Once an idea gets loose on the Internet, anyone can grab it. At that point, its -- well, it's up for grabs. It can be proven, disproven, used to buttress an argument (I was very disappointed when I learned that flying buttresses don't actually fly), become the jumping off point for a completely different argument. At the cheapest, it becomes the core of an article where someone repeats what the original person said, possibly adding a couple of words at the end to suggest total agreement (thus validated because now I said it).
This is not exactly one of those posts, but its likely not all that far from it, either.
One of the blogs that I read on occasion is CapForge, which is oriented to small businesses and entrepreneurs.
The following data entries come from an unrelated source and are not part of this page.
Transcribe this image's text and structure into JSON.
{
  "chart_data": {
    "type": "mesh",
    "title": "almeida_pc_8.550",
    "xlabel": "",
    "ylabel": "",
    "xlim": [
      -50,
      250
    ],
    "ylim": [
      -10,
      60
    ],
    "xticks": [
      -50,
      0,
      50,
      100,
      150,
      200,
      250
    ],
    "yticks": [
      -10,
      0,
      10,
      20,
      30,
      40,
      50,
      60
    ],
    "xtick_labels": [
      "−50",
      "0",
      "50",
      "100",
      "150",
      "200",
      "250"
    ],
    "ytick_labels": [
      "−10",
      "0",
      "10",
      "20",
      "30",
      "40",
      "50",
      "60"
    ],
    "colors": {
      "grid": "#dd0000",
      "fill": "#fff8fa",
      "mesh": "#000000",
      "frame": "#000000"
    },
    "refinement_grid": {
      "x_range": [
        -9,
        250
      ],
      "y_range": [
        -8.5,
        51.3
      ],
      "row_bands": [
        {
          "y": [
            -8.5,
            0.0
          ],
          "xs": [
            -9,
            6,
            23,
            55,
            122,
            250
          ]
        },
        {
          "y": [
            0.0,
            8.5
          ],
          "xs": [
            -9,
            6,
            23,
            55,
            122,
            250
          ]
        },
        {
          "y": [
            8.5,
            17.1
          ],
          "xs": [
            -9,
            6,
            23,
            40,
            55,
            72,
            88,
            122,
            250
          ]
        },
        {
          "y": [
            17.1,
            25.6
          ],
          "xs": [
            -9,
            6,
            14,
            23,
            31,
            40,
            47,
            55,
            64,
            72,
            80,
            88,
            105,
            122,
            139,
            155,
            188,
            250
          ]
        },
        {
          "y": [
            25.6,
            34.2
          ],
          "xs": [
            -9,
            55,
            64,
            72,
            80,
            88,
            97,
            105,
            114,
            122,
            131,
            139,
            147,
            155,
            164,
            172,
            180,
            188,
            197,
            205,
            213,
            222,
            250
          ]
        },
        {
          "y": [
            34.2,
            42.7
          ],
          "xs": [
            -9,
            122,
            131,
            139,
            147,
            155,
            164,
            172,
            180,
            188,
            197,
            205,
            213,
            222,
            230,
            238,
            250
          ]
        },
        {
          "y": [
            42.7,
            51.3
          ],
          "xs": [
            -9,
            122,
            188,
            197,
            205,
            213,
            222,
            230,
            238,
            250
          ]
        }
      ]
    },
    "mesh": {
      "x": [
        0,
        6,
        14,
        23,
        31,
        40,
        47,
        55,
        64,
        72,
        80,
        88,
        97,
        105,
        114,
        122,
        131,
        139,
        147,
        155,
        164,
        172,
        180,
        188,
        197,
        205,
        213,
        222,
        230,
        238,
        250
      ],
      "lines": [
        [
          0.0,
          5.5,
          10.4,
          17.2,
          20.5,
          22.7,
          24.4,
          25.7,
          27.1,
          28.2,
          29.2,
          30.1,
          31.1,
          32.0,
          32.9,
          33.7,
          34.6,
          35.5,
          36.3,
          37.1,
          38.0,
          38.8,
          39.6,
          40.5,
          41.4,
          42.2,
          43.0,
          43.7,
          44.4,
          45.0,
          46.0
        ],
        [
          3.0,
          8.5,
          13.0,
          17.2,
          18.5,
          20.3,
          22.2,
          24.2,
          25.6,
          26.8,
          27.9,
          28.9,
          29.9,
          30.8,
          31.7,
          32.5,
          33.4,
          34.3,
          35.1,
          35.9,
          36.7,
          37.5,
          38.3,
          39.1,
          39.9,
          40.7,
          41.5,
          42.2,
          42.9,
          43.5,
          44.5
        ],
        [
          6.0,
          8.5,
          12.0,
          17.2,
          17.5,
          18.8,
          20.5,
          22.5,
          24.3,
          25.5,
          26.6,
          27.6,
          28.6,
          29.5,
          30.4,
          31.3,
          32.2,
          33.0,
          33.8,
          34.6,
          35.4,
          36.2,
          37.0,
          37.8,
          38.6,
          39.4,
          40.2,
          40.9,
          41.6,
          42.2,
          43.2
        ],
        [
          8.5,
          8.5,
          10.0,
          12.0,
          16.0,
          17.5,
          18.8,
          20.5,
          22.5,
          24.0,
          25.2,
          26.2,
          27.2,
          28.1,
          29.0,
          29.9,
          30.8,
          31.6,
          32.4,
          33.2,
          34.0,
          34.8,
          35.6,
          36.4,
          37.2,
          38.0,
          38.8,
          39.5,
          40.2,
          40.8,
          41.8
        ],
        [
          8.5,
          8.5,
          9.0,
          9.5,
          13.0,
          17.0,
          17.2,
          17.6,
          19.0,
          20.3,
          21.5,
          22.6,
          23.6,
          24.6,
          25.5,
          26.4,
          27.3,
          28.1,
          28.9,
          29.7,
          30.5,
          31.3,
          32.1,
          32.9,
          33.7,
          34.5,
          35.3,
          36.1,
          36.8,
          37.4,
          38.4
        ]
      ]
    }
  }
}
I occasionally have daydreams about doing that, though I think the odds are pretty slender. In this post, the author refers to a post by Seth Godin (who is apparently an Internet Marketing Guru of the first water) where he says that if you're going to be profitable, you need to be very, very good at what you do. Otherwise, he says (both of them say), you're invisible, or as close to it as makes no difference.
Reading that brought to mind Jack Welch's dictum about GE being either first or second in a given line of business; otherwise, they'd get out of it. If you couldn't dominate the field, he wasn't willing to spend resources maintaining an also-ran position. And it brought to mind my own (ahem) observation about the Air Force, EDS, and IBM, which was that they liked two kinds of people: those who were very, very good at what they did, and those who were wage slave company men. The former were accepted and cherished at best, and tolerated at worst, because their value outweighed the grief of having them around; the latter were kept around to do the grunt work and heavy lifting that any organization needs to have done. If you were in the middle -- kind of good, but not great, and not a company-line sort of fellow -- you were disposable, at will.
So the message is: be the key player, in whatever niche or market you choose.
You know -- what they said.
2 comments:
I believe that to run a successful internet business you have to be very good at "something", whether it is manufacturing, marketing, service or whatever. I don't know that you can take a comment like that and apply it to much else, if you do, you would have to be very careful. Think of the millions of anonymous bars in the world...as opposed to the comparatively few Hard Rock Cafe's.
I don't think you can limit it to the internet, but I do agree that you can limit it to 'people who want to be very successful', however they define success. I suspect you can make a case regarding the bars either way. Were I a drinking man, I'd suggest doing an on-site survey....
Theres a line in a Dick Francis novel which I've always hoped was true, somewhere. A person is asking why one of the characters, a home builder, is so successful, and the response is that he asked people what they liked about their homes, and what they didn't like. After a while, he only built homes that contained what people liked.